Day10: Feature selection

Posted by csiu on March 6, 2017 | with: 100daysofcode, Machine Learning, Kaggle

Yesterday I alluded to some features being more informative than others. Today I want to take a look at feature selection. We will reuse the Digit Recognizer Kaggle MNIST data set.

The Jupyter Notebook for this little project is found here.

Feature selection

Feature selection is the subsetting of relevant features (e.g. variables, predictors) for use in model construction. According to Jason Brownlee (2014), feature selection “reduces overfitting, improves accuracy, and reduces training time”.

In today’s post, we will go through the feature selection documentation on scikit-learn.

Approach

  1. Select features
  2. Train a neural network (1 hidden layer containing
    mean(features, classes) nodes) on 80% of training samples
  3. Validate on remaining 20% of training samples

Note: There are 784 features and the model accuracy on the validation set is 0.9655.

Removing features with low variance

In Removing features with low variance, all features whose variance does not meet some threshold are removed.

from sklearn.feature_selection import VarianceThreshold

# Arbitrarily set threshold to 0.1
sel = VarianceThreshold(threshold = 0.1)
sel.fit_transform(X_train)

# Subset features
X_new = sel.transform(X_train)

When we arbitrarily set the threshold to 0.1, we end up with 689 features and an accuracy of 0.9663 on the validation set. This accuracy is slightly better than predicting using all features.

Univariate feature selection

In univariate feature selection, all but the highest scoring features are removed. In Scikit-learn, SelectKBest() and SelectPercentile() are mentioned for univariate feature selection.
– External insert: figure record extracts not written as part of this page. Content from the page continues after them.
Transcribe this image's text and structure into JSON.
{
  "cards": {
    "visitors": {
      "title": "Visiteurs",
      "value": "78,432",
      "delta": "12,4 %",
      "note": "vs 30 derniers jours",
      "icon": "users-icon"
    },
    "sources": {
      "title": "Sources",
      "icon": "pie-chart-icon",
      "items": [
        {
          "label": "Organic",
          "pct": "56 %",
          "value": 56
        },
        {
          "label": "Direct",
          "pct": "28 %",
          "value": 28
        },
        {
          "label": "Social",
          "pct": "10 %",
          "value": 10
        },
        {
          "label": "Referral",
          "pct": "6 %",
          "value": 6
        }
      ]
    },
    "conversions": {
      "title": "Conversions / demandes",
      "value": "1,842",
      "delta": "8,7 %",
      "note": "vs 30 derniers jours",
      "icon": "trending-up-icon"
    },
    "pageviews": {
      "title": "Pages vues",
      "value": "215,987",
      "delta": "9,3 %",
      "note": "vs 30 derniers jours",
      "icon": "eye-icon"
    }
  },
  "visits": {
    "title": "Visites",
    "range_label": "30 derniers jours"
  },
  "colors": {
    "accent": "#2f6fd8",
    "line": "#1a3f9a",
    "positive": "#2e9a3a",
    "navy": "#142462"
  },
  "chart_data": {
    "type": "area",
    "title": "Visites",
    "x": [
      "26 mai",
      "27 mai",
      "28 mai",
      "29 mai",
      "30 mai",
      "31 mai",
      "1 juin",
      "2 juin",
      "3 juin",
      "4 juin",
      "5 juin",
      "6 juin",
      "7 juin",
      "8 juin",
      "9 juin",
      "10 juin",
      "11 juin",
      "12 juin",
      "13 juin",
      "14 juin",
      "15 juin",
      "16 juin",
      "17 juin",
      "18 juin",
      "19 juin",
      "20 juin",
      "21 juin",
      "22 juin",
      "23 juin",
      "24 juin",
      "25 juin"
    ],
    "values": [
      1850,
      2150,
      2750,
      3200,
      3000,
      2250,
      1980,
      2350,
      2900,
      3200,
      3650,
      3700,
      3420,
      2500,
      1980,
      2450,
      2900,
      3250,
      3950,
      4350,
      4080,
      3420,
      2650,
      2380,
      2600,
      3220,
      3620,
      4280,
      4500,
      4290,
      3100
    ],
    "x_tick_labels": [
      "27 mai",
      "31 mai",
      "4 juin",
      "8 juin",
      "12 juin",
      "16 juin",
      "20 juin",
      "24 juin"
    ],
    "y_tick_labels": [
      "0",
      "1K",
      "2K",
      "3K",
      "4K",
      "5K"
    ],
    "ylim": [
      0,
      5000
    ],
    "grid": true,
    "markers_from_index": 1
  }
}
from sklearn.feature_selection import SelectKBest
from sklearn.feature_selection import SelectPercentile
from sklearn.feature_selection import chi2

# Arbitrarily select to 90 percentile of features
sel = SelectPercentile(chi2, percentile=90)
sel.fit_transform(X_train, y_train)

# Subset features
X_new = sel.transform(X_train)

When we arbitrarily take the top 90th percentile of features, we end up with 705 features and an accuracy of 0.9633 on the validation set. This accuracy is comparable but slightly worst than removing features with low variance.

Recursive Feature Elimination

According to Feature Selection in Python with Scikit-Learn, recursive feature elimination works by “recursively removing attributes and building a model on those attributes that remain. It uses the model accuracy to identify which attributes (and combination of attributes) contribute the most to predicting the target attribute.
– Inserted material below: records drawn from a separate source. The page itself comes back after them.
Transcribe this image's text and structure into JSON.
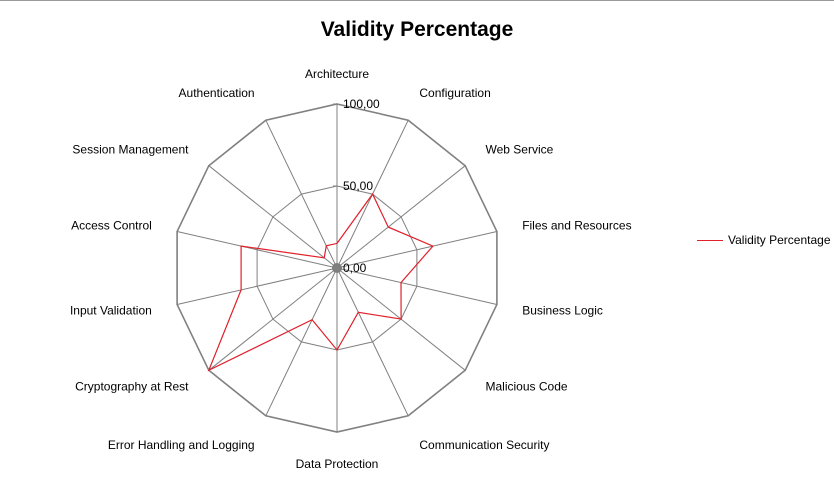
{
  "chart_data": {
    "type": "radar",
    "title": "Validity Percentage",
    "categories": [
      "Architecture",
      "Configuration",
      "Web Service",
      "Files and Resources",
      "Business Logic",
      "Malicious Code",
      "Communication Security",
      "Data Protection",
      "Error Handling and Logging",
      "Cryptography at Rest",
      "Input Validation",
      "Access Control",
      "Session Management",
      "Authentication"
    ],
    "series": [
      {
        "name": "Validity Percentage",
        "color": "#e0202a",
        "values": [
          15,
          50,
          40,
          60,
          40,
          50,
          30,
          50,
          35,
          100,
          60,
          60,
          10,
          15
        ]
      }
    ],
    "rlim": [
      0,
      100
    ],
    "ticks": [
      "0,00",
      "50,00",
      "100,00"
    ],
    "legend_position": "right",
    "grid_color": "#808080"
  }
}
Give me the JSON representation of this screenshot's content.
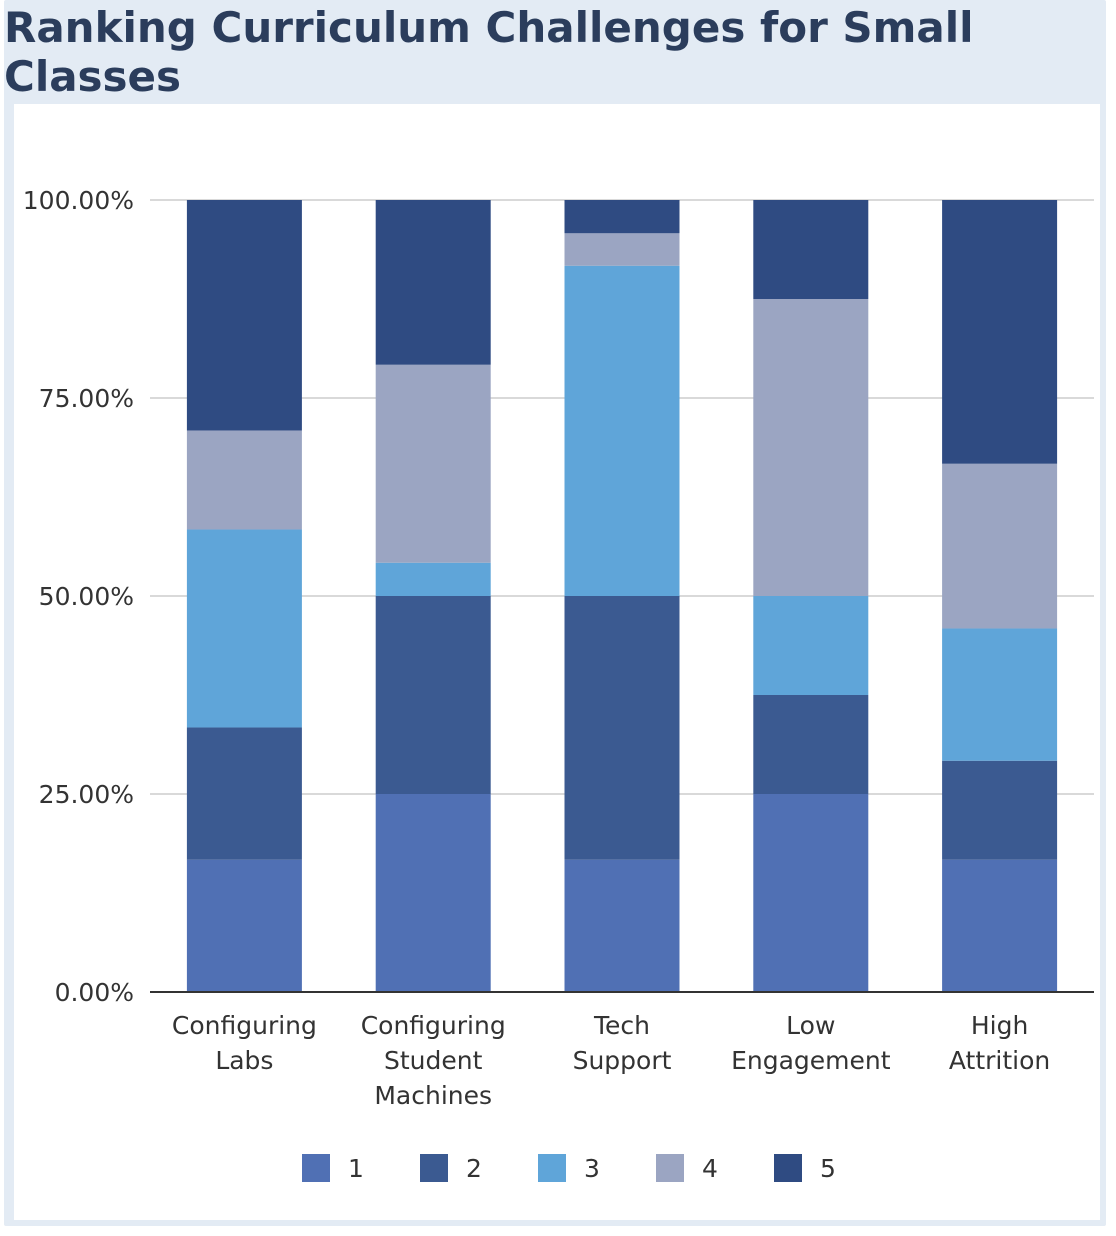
{
  "chart_data": {
    "type": "bar",
    "stacked": true,
    "title": "Ranking Curriculum Challenges for Small Classes",
    "xlabel": "",
    "ylabel": "",
    "ylim": [
      0,
      1
    ],
    "y_ticks": [
      "0.00%",
      "25.00%",
      "50.00%",
      "75.00%",
      "100.00%"
    ],
    "grid": true,
    "legend_position": "bottom",
    "categories": [
      [
        "Configuring",
        "Labs"
      ],
      [
        "Configuring",
        "Student",
        "Machines"
      ],
      [
        "Tech",
        "Support"
      ],
      [
        "Low",
        "Engagement"
      ],
      [
        "High",
        "Attrition"
      ]
    ],
    "series": [
      {
        "name": "1",
        "color": "#5070b4",
        "values": [
          0.167,
          0.25,
          0.167,
          0.25,
          0.167
        ]
      },
      {
        "name": "2",
        "color": "#3b5a91",
        "values": [
          0.167,
          0.25,
          0.333,
          0.125,
          0.125
        ]
      },
      {
        "name": "3",
        "color": "#5fa5d9",
        "values": [
          0.25,
          0.042,
          0.417,
          0.125,
          0.167
        ]
      },
      {
        "name": "4",
        "color": "#9ba5c2",
        "values": [
          0.125,
          0.25,
          0.041,
          0.375,
          0.208
        ]
      },
      {
        "name": "5",
        "color": "#2f4b82",
        "values": [
          0.291,
          0.208,
          0.042,
          0.125,
          0.333
        ]
      }
    ]
  }
}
from sklearn.feature_selection import RFE
from sklearn.linear_model import LogisticRegression

# create a base classifier used to evaluate a subset of attributes
model = LogisticRegression()

# create the RFE model and select 350 attributes
rfe = RFE(model, 350)
rfe.fit(X_train, y_train)

# summarize the selection of the attributes
print(rfe.support_)
print(rfe.ranking_)

This was pretty slow and I stopped it before it could finish. Overall, a failed attempt at feature selection.

Feature Importance

Feature importance is selecting features that are most important from a previous classifier. For example, selecting the most important features from a number of randomized decision trees.

from sklearn.ensemble import ExtraTreesClassifier
from sklearn.feature_selection import SelectFromModel

# Fits a number of randomized decision trees
model = ExtraTreesClassifier(n_estimators = 30)
model.fit(X_train, y_train)

# Select the important features of previous model
sel = SelectFromModel(model, prefit=True)

# Subset features
X_new = sel.transform(X_train)

When we arbitrarily use 30 decision trees, we end up with 272 features and an accuracy of 0.9548 on the validation set.

Evaluation on Kaggle

From the analysis, removing features with low variance gave the best performance. When we selected 688 features by removing the features with low variance on the full data set and submitted the predictions to Kaggle, we had a submission score of 0.96343, which is not an improvement of the best score (ie. neural network without feature selection).

In conclusion, feature selection may not be necessary on neural networks.